So far you should know how to use makefiles and you should have a nice testable project. Then you have everything ready to get a coverage report. Yeah, using makefiles, you guessed!
This time we'll depend on two tools, gcov and gtest. These are in Ubuntu's repositories, so you should have no problem getting them. I won't even bother to explain this makefile (not because it's obvious but because I don't really remember how it works.

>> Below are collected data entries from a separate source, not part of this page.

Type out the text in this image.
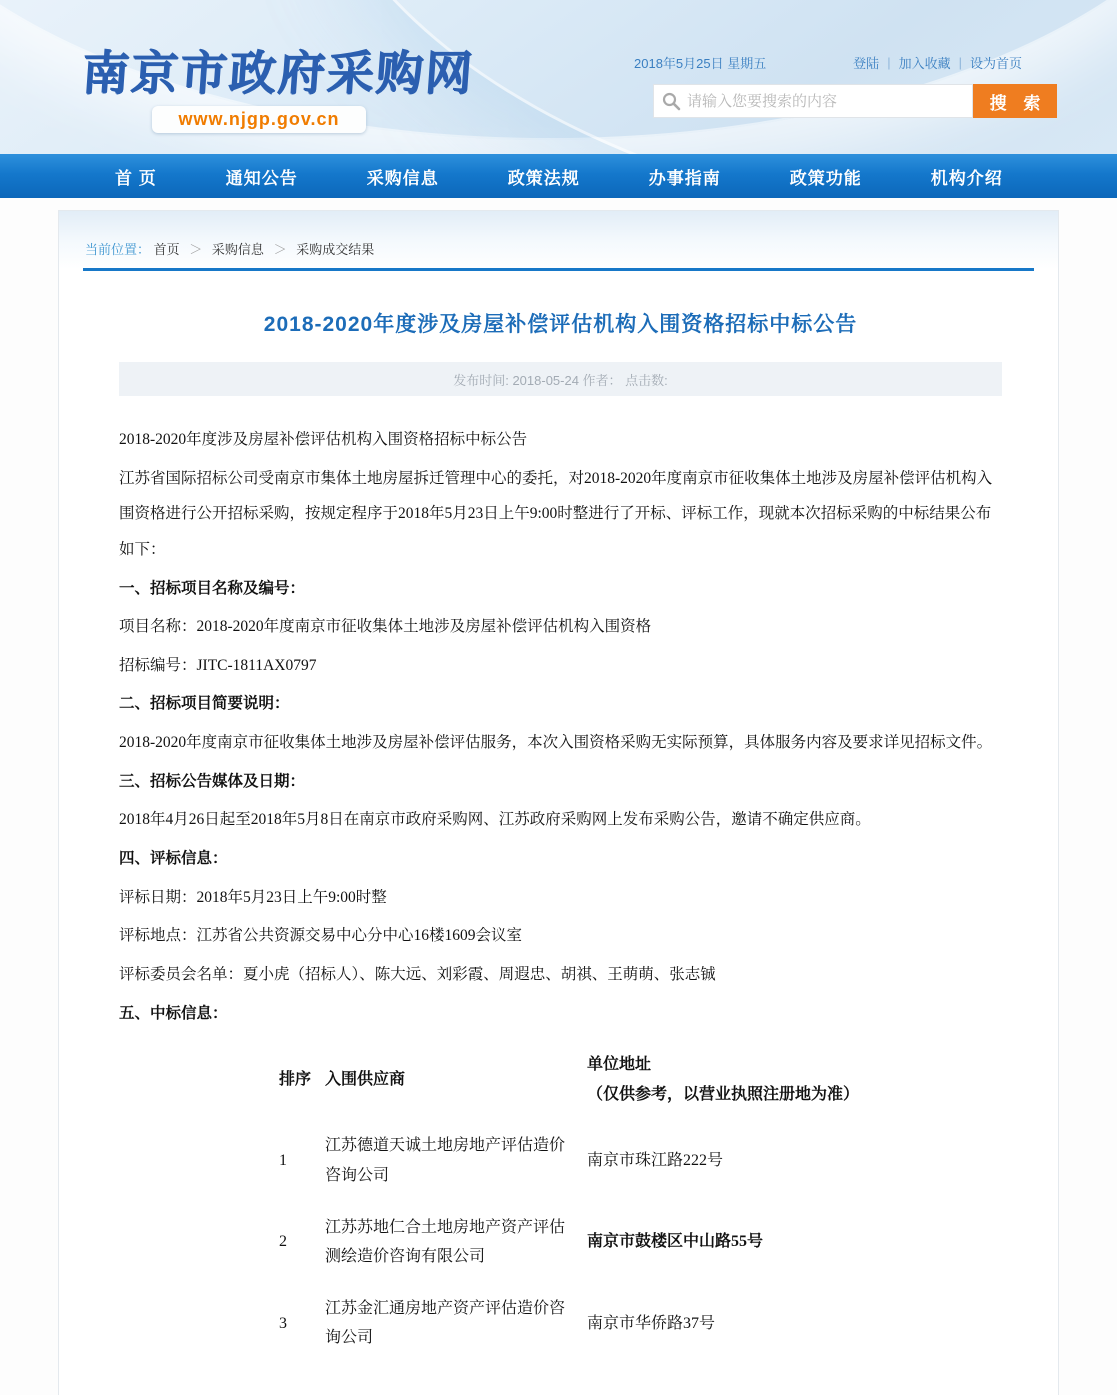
南京市政府采购网
www.njgp.gov.cn
2018年5月25日 星期五	登陆 | 加入收藏 | 设为首页
请输入您要搜索的内容
搜 索
首 页	通知公告	采购信息	政策法规	办事指南	政策功能	机构介绍
当前位置： 首页 ＞ 采购信息 ＞ 采购成交结果
2018-2020年度涉及房屋补偿评估机构入围资格招标中标公告
发布时间: 2018-05-24 作者： 点击数:

2018-2020年度涉及房屋补偿评估机构入围资格招标中标公告

江苏省国际招标公司受南京市集体土地房屋拆迁管理中心的委托，对2018-2020年度南京市征收集体土地涉及房屋补偿评估机构入围资格进行公开招标采购，按规定程序于2018年5月23日上午9:00时整进行了开标、评标工作，现就本次招标采购的中标结果公布如下：

一、招标项目名称及编号：

项目名称：2018-2020年度南京市征收集体土地涉及房屋补偿评估机构入围资格

招标编号：JITC-1811AX0797

二、招标项目简要说明：

2018-2020年度南京市征收集体土地涉及房屋补偿评估服务，本次入围资格采购无实际预算，具体服务内容及要求详见招标文件。

三、招标公告媒体及日期：

2018年4月26日起至2018年5月8日在南京市政府采购网、江苏政府采购网上发布采购公告，邀请不确定供应商。

四、评标信息：

评标日期：2018年5月23日上午9:00时整

评标地点：江苏省公共资源交易中心分中心16楼1609会议室

评标委员会名单：夏小虎（招标人）、陈大远、刘彩霞、周遐忠、胡祺、王萌萌、张志铖

五、中标信息：

排序	入围供应商	
单位地址
（仅供参考，以营业执照注册地为准）

1	江苏德道天诚土地房地产评估造价咨询公司	南京市珠江路222号
2	江苏苏地仁合土地房地产资产评估测绘造价咨询有限公司	南京市鼓楼区中山路55号
3	江苏金汇通房地产资产评估造价咨询公司	南京市华侨路37号
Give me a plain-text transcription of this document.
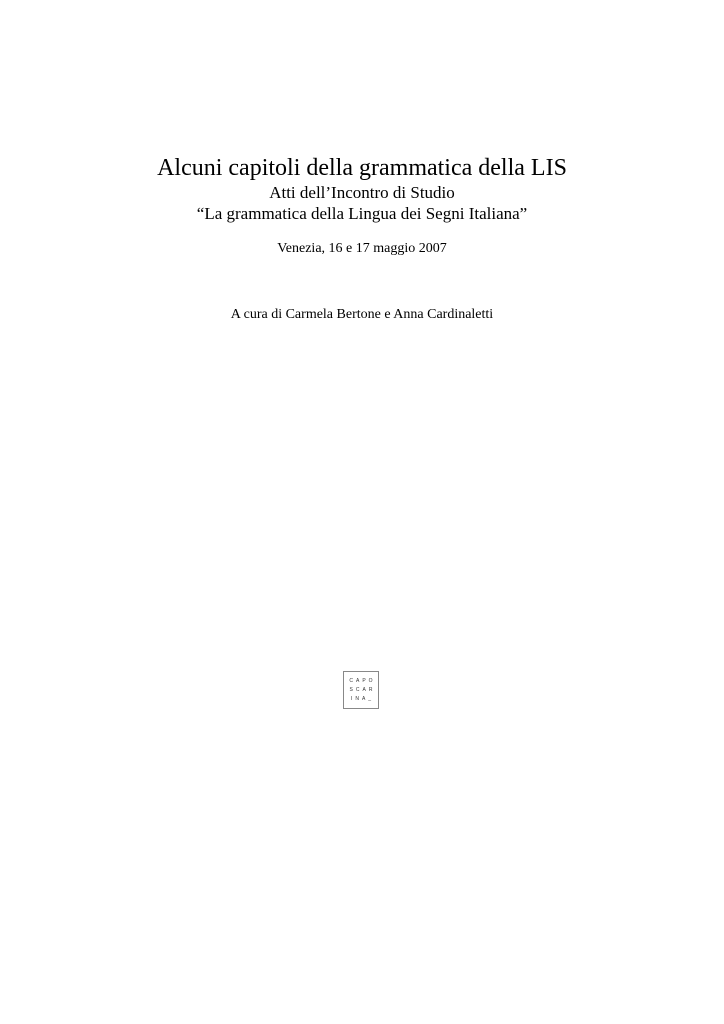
Alcuni capitoli della grammatica della LIS
Atti dell’Incontro di Studio
“La grammatica della Lingua dei Segni Italiana”
Venezia, 16 e 17 maggio 2007
A cura di Carmela Bertone e Anna Cardinaletti
CAPO
SCAR
INA_
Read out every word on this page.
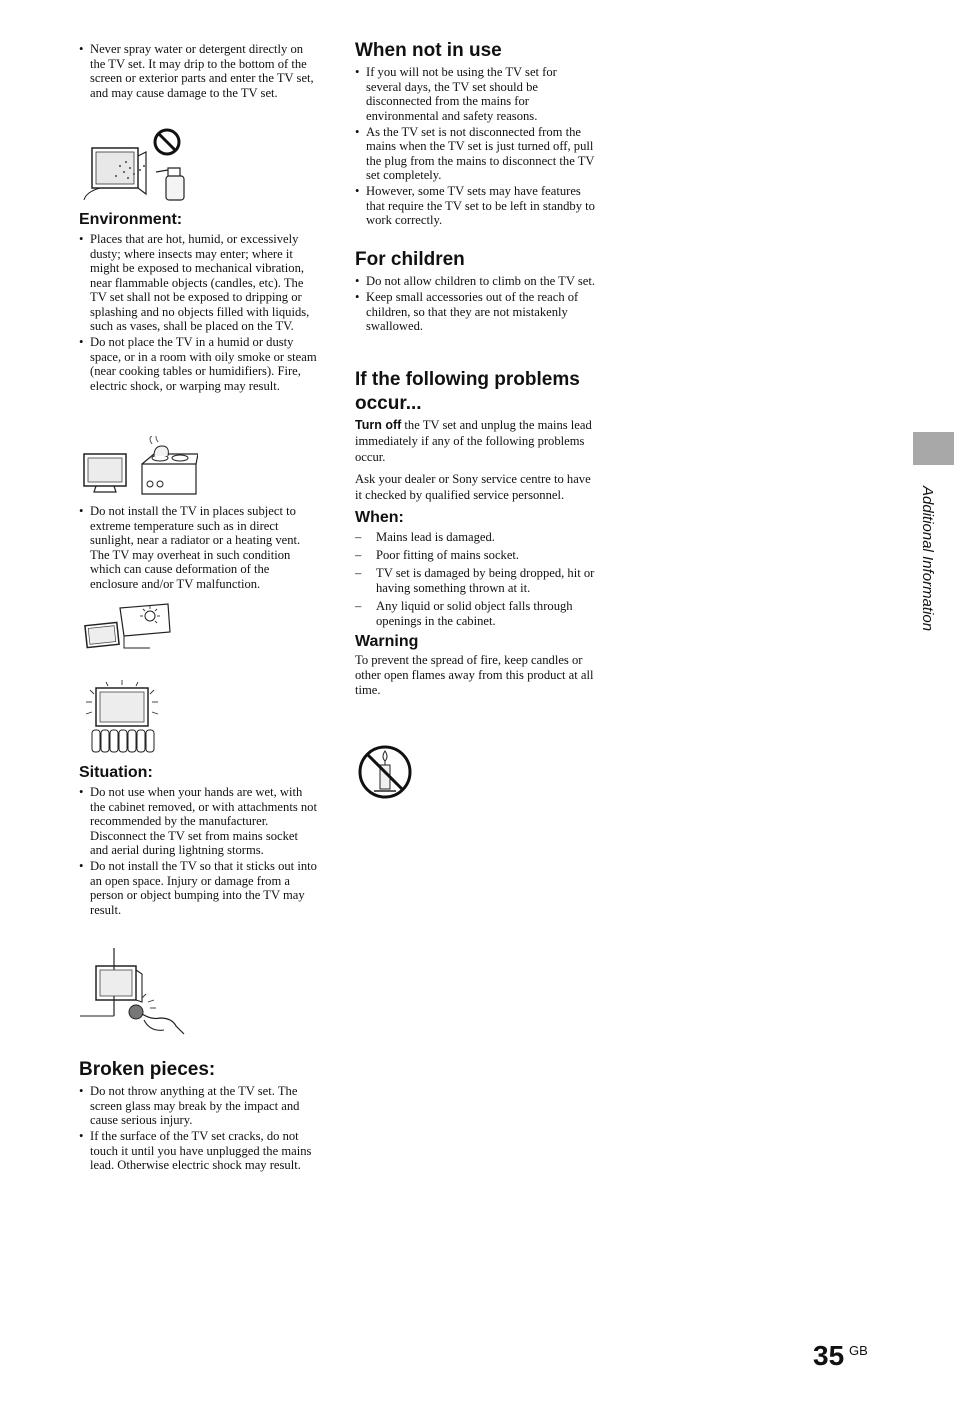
• Never spray water or detergent directly on the TV set. It may drip to the bottom of the screen or exterior parts and enter the TV set, and may cause damage to the TV set.
Environment:
• Places that are hot, humid, or excessively dusty; where insects may enter; where it might be exposed to mechanical vibration, near flammable objects (candles, etc). The TV set shall not be exposed to dripping or splashing and no objects filled with liquids, such as vases, shall be placed on the TV.
• Do not place the TV in a humid or dusty space, or in a room with oily smoke or steam (near cooking tables or humidifiers). Fire, electric shock, or warping may result.
• Do not install the TV in places subject to extreme temperature such as in direct sunlight, near a radiator or a heating vent. The TV may overheat in such condition which can cause deformation of the enclosure and/or TV malfunction.
Situation:
• Do not use when your hands are wet, with the cabinet removed, or with attachments not recommended by the manufacturer. Disconnect the TV set from mains socket and aerial during lightning storms.
• Do not install the TV so that it sticks out into an open space. Injury or damage from a person or object bumping into the TV may result.
Broken pieces:
• Do not throw anything at the TV set. The screen glass may break by the impact and cause serious injury.
• If the surface of the TV set cracks, do not touch it until you have unplugged the mains lead. Otherwise electric shock may result.
When not in use
• If you will not be using the TV set for several days, the TV set should be disconnected from the mains for environmental and safety reasons.
• As the TV set is not disconnected from the mains when the TV set is just turned off, pull the plug from the mains to disconnect the TV set completely.
• However, some TV sets may have features that require the TV set to be left in standby to work correctly.
For children
• Do not allow children to climb on the TV set.
• Keep small accessories out of the reach of children, so that they are not mistakenly swallowed.
If the following problems occur...

Turn off the TV set and unplug the mains lead immediately if any of the following problems occur.

Ask your dealer or Sony service centre to have it checked by qualified service personnel.

When:
– Mains lead is damaged.
– Poor fitting of mains socket.
– TV set is damaged by being dropped, hit or having something thrown at it.
– Any liquid or solid object falls through openings in the cabinet.
Warning

To prevent the spread of fire, keep candles or other open flames away from this product at all time.

Additional Information
35 GB
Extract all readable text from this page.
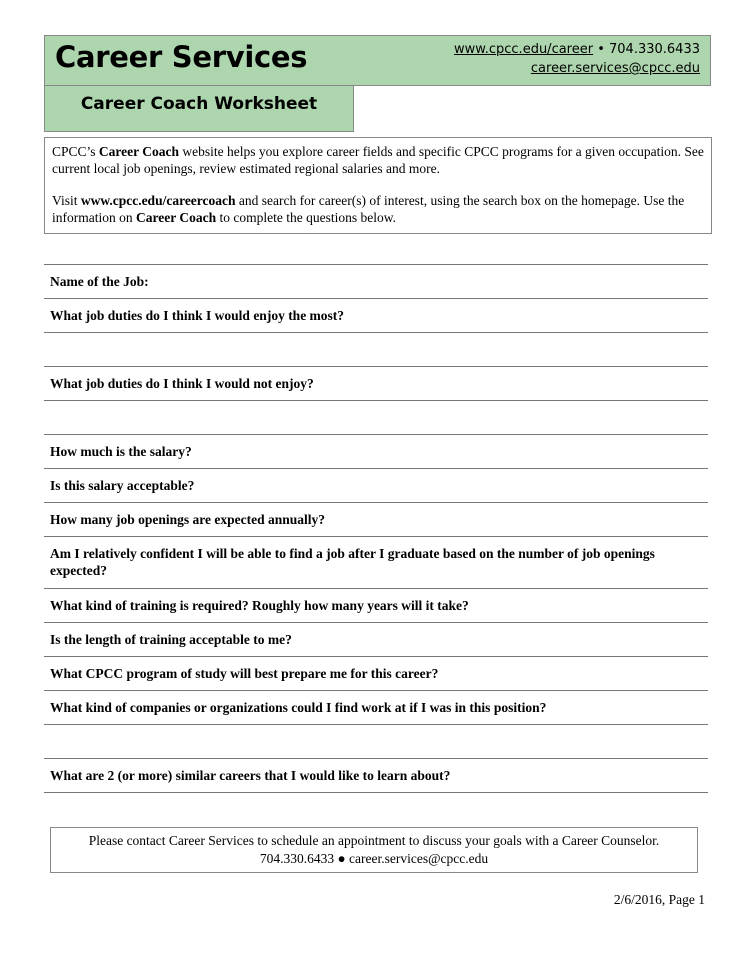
Career Services	www.cpcc.edu/career • 704.330.6433
career.services@cpcc.edu
Career Coach Worksheet

CPCC’s Career Coach website helps you explore career fields and specific CPCC programs for a given occupation. See current local job openings, review estimated regional salaries and more.

Visit www.cpcc.edu/careercoach and search for career(s) of interest, using the search box on the homepage. Use the information on Career Coach to complete the questions below.

Name of the Job:
What job duties do I think I would enjoy the most?
What job duties do I think I would not enjoy?
How much is the salary?
Is this salary acceptable?
How many job openings are expected annually?
Am I relatively confident I will be able to find a job after I graduate based on the number of job openings expected?
What kind of training is required? Roughly how many years will it take?
Is the length of training acceptable to me?
What CPCC program of study will best prepare me for this career?
What kind of companies or organizations could I find work at if I was in this position?
What are 2 (or more) similar careers that I would like to learn about?
Please contact Career Services to schedule an appointment to discuss your goals with a Career Counselor.
704.330.6433 ● career.services@cpcc.edu
2/6/2016, Page 1
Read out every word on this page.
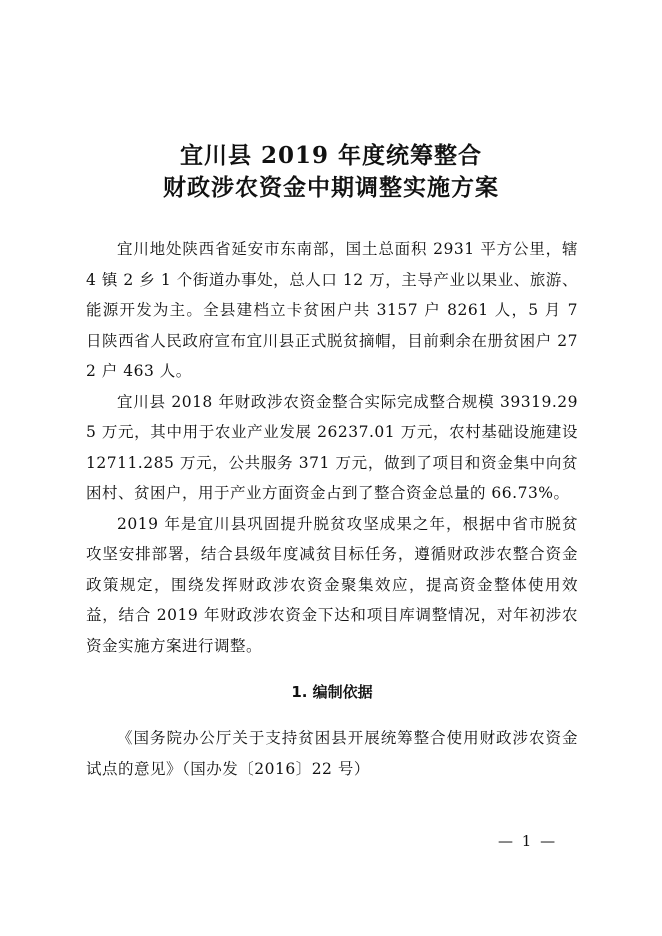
宜川县 2019 年度统筹整合
财政涉农资金中期调整实施方案

宜川地处陕西省延安市东南部，国土总面积 2931 平方公里，辖 4 镇 2 乡 1 个街道办事处，总人口 12 万，主导产业以果业、旅游、能源开发为主。全县建档立卡贫困户共 3157 户 8261 人，5 月 7 日陕西省人民政府宣布宜川县正式脱贫摘帽，目前剩余在册贫困户 272 户 463 人。

宜川县 2018 年财政涉农资金整合实际完成整合规模 39319.295 万元，其中用于农业产业发展 26237.01 万元，农村基础设施建设 12711.285 万元，公共服务 371 万元，做到了项目和资金集中向贫困村、贫困户，用于产业方面资金占到了整合资金总量的 66.73%。

2019 年是宜川县巩固提升脱贫攻坚成果之年，根据中省市脱贫攻坚安排部署，结合县级年度减贫目标任务，遵循财政涉农整合资金政策规定，围绕发挥财政涉农资金聚集效应，提高资金整体使用效益，结合 2019 年财政涉农资金下达和项目库调整情况，对年初涉农资金实施方案进行调整。

1. 编制依据

《国务院办公厅关于支持贫困县开展统筹整合使用财政涉农资金试点的意见》（国办发〔2016〕22 号）

— 1 —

I wrote this over a year ago).
.PHONY: clean coverage_report
coverage_report:
# Reset code coverage counters and clean up previous reports
rm -rf coverage_report
lcov --zerocounters --directory .
$(MAKE) COMPILE_TYPE=code_coverage &&
$(MAKE) COMPILE_TYPE=code_coverage test
lcov --capture --directory $(BIN_DIR)/$(OBJ_DIR)/code_coverage --base-directory . -o salida.out &&
lcov --remove salida.out "*usr/include*" -o salida.out &&
genhtml -o coverage_report salida.out
rm salida.out
Bonus makefile target: make your code pretty:
.PHONY: pretty
pretty:
find -L|egrep '.(cpp|h|hh)$$'|egrep -v 'svn|_Test.cpp$$' | xargs astyle --options=none
Remember to change your astyle options as needed.
Bonus II: Example project using gcov and gtest: gcov_gtest_sample.tar. The irony? It doesn't use my common makefile, it predates it.